Ölümünün 48. Yılında C. Hakkı ZARİÇ, Pablo NERUDA’yı yazdı – Nâzım için yaptıkları, yazdıkları ve söyledikleri, Allende ile kader birliği ve aynı günlerde faşizmin karanlığıyla ödürülmeleri, Nobel Ödülü, kitapları ve arkadaşlıkları, konsolosluk yaptığı zamanlar, takip edildiği bitimsiz yıllar, suçları ve ıstırabıyla Neruda.

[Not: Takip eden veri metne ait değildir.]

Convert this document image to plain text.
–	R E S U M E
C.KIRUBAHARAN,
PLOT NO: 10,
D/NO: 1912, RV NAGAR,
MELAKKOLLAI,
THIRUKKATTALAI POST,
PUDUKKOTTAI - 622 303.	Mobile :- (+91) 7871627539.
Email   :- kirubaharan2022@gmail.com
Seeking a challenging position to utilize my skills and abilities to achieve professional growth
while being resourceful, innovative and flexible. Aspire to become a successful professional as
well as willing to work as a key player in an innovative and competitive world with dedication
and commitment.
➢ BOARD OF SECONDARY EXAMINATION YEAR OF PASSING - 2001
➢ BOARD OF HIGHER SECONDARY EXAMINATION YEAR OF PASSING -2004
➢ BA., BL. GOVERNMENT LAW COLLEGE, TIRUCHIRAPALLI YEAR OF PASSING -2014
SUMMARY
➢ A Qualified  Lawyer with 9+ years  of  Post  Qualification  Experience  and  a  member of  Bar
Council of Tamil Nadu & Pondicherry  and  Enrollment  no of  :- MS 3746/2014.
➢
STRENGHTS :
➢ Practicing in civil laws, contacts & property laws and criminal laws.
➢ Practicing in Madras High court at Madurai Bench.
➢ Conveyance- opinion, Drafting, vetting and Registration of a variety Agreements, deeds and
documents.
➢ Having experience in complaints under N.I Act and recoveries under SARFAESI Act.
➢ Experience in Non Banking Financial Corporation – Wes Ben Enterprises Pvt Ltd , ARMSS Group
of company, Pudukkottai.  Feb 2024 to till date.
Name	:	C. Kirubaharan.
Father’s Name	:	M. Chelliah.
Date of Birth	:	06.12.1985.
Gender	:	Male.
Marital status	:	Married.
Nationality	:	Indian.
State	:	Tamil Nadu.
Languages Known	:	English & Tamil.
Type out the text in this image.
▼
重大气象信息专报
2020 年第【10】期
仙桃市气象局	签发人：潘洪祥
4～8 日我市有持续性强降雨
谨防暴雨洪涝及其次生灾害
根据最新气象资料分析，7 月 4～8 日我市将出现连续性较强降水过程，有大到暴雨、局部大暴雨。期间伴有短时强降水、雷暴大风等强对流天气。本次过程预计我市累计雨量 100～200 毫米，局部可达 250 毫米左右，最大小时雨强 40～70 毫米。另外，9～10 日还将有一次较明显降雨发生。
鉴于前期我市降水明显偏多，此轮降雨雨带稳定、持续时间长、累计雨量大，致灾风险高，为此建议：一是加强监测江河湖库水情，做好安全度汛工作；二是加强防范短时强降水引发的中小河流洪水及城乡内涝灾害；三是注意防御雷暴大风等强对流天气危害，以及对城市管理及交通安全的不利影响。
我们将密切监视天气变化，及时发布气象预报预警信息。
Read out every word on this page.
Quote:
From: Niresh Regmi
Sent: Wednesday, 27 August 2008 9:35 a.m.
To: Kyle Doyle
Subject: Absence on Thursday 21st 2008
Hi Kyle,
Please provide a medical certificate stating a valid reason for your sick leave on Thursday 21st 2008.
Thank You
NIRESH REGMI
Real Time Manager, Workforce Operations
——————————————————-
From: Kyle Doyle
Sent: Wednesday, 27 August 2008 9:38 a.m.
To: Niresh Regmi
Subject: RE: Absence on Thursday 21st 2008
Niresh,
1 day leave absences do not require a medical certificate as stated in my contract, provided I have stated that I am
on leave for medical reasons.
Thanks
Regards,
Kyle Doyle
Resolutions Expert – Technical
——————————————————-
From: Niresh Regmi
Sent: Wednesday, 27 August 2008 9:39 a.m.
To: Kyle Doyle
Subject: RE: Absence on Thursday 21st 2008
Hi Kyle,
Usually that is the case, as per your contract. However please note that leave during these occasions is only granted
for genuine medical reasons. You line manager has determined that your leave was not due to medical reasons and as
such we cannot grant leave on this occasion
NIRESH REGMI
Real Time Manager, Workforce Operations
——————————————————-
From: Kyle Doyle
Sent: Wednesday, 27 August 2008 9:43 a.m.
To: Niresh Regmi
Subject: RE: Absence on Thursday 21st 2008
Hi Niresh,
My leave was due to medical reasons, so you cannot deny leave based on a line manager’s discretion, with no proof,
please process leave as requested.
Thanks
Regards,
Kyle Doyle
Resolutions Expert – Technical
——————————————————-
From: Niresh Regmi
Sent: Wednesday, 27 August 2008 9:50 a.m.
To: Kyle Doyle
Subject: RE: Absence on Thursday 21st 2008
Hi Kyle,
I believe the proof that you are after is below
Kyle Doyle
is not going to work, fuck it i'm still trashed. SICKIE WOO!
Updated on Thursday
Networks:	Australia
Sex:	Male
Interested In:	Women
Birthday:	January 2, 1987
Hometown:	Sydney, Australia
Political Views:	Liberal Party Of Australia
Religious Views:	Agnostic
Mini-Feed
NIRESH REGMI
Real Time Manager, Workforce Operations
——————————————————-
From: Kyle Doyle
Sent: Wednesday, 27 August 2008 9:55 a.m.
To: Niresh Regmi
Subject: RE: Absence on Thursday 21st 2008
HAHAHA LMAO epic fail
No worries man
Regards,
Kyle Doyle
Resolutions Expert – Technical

Dostları olan şairler Neruda’yı bir sandal gezisine davet etti. Meksika yılları. Çiçeklerle süslenmiş kayıklar salınıyor suyun üstünde. Xochirnilco gölünde belki yirmi kayıktan oluşan bir mutluluk sarmalı vardı. Kayıklar gölün sakinliğinde ilerledikçe çiçeklerden oluşan bir koro mutluluğun şarkılarını mırıldanıyordu sanki.
Neruda dostlarının arasında mutluydu. Dostları olan şairler Neruda’yla bir arada olmaktan mutluydu ve çiçekler mutlu kılıyordu gölü ve kayıkları. Elbet tekila da eşlik ediyordu bu mutluluğa, Meksikalı şairler tekilanın sesini de ekliyordu seslerine.
Biri tabancasını çekti. Neruda’nın dostlarından bir şair tabancasını çekti. Gümüş kabzasını tutup altın renginde süslenmiş namlusuyla Neruda’dan göğe ateş etmesini istedi. Bunu rica etti Neruda’dan.
Neruda’nın Meksika’da olduğu yıllarda tabanca sevgisi vardı yerli halkta. Meksikalılar hem seviyor, hem de saygı gösteriyordu tabancaya. “Kırkbeşlik fetişizmi sarmıştı insanları” diyor bir yazısında Neruda. Meksikalıları tabancasından ayırmak mümkün değildi.
O kayığın içinde başka şairler de tabancasını çekip Neruda’nın havaya ateş etmesi için sıraya girdi. Herkes kendi tabancasıyla ateş edilmesini, göğe doğru giden merminin kendi tabancasından çıkmış olmasını istyordu. Tekila da şişede durduğu gibi durmuyor demek. Burnunun ucunda, göğsünün altında, sağında solunda tabanca, hepsi bir araya gelince bir çardağın altında gibi oldu Neruda. Uzanıp bir dostunun o büyük Meksika şapkasını aldı, “şiir ve barış adına” diyerek kayıktakilerin tabancasını topladı o şapkanın içine. İstisnasız hepsi kabul etti bu çağrıyı, birkaç günlüğüne de olsa tabancasından uzak durdu Meksikalı şairler, onlara iade edinceye kadar evinde sakladı Neruda tabancaları. Şiir ve barış adına, şiire ve barışa dair bir şair Neruda. 30 Haziran 1915 tarihinde bir kartpostalın arkasına yazıp postaya verdiği ilk şiirinden beri hem de 1973 yılının 23 Eylül’ünde öldüğü duyrulduğu güne kadar şiire ve barışa dair bir şair olarak yaşadı Neruda. “İspanya savaşı sırasında Rafael Alberti ile karşılaşmasından şunu öğrendiğini yazar: ‘Şiir yazmak bir barış eylemidir. Şair barıştan doğar. Ekmeğin undan yapılması gibi.’”[1]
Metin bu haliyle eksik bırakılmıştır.